Aku menggeram kesal. "Itu namanya estetika. Sudahlah kau tidak akan mengerti." Cibirku. Coba saja Aria mendengar itu, ia pasti akan mengamuk. Karena ia adalah orang yang selalu mengutamakan estetika. Akhirnya Calvin menggunakan topeng itu walau terlihat sekali ia terpaksa, ya aku tak peduli sih. Aku juga turut mengenakan topeng itu.

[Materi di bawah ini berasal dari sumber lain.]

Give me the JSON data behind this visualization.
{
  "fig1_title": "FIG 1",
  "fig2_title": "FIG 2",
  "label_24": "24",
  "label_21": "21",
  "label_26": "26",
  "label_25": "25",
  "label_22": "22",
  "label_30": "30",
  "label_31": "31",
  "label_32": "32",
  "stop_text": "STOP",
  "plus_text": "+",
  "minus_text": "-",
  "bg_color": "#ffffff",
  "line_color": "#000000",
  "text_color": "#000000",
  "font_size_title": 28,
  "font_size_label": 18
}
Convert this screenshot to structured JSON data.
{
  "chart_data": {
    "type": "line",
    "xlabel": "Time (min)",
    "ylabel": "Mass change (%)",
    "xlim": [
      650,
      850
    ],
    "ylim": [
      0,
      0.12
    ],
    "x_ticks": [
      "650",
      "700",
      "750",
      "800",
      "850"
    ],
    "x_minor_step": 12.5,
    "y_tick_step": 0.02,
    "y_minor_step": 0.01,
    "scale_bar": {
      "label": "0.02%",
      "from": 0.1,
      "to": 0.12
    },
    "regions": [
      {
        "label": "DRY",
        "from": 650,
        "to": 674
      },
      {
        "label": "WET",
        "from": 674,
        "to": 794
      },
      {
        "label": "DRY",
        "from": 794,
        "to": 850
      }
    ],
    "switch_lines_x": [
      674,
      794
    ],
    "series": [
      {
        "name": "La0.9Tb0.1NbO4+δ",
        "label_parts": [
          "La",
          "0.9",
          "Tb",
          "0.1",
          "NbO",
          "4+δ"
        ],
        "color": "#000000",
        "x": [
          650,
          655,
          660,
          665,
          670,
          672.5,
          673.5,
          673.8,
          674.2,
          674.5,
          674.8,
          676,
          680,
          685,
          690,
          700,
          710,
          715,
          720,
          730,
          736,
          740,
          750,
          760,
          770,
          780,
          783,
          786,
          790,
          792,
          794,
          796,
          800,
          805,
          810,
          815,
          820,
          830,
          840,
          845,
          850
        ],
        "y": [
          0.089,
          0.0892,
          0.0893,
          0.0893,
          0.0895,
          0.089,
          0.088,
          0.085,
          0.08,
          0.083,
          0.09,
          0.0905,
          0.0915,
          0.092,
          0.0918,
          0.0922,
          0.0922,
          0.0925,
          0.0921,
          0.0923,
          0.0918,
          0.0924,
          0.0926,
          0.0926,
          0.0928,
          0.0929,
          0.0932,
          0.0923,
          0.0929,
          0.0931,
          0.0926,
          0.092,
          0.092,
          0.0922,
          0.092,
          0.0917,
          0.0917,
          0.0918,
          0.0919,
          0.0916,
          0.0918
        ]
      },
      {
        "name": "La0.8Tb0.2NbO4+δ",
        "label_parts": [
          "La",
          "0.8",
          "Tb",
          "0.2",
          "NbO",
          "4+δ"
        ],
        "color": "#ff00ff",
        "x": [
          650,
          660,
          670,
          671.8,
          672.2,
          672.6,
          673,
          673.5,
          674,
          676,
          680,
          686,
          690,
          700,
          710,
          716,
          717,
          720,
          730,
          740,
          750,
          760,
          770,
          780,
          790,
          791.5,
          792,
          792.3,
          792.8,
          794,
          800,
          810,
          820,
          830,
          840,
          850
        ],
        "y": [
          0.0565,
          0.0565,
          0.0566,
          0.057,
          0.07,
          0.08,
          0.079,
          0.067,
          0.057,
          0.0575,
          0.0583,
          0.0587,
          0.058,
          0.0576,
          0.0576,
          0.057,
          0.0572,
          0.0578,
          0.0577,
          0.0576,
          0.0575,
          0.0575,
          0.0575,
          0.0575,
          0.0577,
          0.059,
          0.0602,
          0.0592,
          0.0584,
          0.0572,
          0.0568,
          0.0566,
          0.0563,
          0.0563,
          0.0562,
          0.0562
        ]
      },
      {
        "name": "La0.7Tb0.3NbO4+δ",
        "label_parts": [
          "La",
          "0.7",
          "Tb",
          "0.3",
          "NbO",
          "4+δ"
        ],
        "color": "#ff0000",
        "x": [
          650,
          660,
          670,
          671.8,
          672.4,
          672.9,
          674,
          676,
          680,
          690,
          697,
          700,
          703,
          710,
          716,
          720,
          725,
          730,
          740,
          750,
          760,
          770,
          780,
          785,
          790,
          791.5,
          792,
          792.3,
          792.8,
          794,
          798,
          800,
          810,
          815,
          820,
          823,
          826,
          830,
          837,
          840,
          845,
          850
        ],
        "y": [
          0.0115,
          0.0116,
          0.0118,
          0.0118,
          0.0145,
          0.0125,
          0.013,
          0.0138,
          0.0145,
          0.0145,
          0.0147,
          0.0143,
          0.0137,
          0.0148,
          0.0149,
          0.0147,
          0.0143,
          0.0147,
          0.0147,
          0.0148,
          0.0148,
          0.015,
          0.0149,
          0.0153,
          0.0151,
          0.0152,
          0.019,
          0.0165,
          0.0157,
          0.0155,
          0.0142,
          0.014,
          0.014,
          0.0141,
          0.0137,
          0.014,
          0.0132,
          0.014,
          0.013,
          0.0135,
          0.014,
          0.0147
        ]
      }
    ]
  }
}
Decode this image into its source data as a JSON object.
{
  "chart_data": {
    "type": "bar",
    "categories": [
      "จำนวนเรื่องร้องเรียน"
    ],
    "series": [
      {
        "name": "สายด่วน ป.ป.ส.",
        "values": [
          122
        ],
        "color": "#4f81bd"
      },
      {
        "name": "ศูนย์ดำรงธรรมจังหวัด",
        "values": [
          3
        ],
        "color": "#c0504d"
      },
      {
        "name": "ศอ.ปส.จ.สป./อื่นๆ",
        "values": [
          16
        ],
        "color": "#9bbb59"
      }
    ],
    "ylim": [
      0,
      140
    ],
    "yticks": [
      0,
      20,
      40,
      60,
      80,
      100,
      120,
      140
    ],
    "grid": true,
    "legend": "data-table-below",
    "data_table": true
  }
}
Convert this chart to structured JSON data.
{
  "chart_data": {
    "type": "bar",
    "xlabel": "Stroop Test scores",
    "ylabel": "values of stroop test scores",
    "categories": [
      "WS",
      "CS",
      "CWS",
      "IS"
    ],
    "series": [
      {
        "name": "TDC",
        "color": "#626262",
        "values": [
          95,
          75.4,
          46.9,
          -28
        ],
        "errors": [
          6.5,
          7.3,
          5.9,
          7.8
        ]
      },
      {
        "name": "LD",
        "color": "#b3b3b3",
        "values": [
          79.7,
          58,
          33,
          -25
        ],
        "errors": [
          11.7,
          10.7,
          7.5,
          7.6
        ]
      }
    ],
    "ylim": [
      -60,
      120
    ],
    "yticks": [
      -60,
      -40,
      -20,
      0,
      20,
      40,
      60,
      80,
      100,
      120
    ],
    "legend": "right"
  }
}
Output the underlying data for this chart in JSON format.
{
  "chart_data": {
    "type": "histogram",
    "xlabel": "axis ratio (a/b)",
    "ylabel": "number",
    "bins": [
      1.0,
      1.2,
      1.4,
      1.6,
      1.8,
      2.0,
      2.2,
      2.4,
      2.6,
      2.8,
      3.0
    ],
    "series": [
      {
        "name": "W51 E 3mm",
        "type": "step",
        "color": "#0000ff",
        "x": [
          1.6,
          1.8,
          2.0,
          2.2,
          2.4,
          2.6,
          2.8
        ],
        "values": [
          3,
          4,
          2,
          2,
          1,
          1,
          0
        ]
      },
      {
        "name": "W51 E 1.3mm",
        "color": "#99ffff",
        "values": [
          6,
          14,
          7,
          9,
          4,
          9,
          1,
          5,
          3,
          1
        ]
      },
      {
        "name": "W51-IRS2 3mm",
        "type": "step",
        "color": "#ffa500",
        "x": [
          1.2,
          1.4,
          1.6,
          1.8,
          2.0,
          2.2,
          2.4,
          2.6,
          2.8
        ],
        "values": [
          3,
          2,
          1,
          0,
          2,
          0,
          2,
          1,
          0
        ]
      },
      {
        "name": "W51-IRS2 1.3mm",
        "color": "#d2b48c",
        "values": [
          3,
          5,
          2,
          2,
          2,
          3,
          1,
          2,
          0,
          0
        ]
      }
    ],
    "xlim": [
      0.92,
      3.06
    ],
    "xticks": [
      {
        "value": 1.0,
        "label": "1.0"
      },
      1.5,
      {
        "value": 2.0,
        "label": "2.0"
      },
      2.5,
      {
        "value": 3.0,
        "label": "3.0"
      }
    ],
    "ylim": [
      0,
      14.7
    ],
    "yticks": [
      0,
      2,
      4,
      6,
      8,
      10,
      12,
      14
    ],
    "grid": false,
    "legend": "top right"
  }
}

Kami segera masuk, aku bisa ingat jelas jalan menuju kuil itu. Aneh sekali, kuilnya terlihat lebih besar dari yang aku ingat. Aku sedikit tersenyum, teringat kabar yang aku dengar belakangan ini. "Jadi ini tempatnya, ini asal muasalnya batu legendaris itu?" Tanya Calvin bersemangat.
"Yap. Dan seperti dugaanku, hancurnya batu sapphire berdampak pada tempat ini." Ujarku bangga. Aku segera mendekat ke dalam kuil itu, ukiran ukirannya mulai terlihat lebih jelas daripada dulu. Aku akhirnya menemukan sesuatu yang aku cari kejelasannya selama ini, aku fokus mencoba membaca ukiran ukiran itu.
"Terus sekarang kita cari apaan-."
"Sstt, diem sebentar, lagi konsen nih." Aku membaca semuanya, mencoba mengerti semua isi ukiran itu. Aku sedikit tertawa, "Hhm kayanya ini hari keberuntungan kita, aku berhasil menemukannya."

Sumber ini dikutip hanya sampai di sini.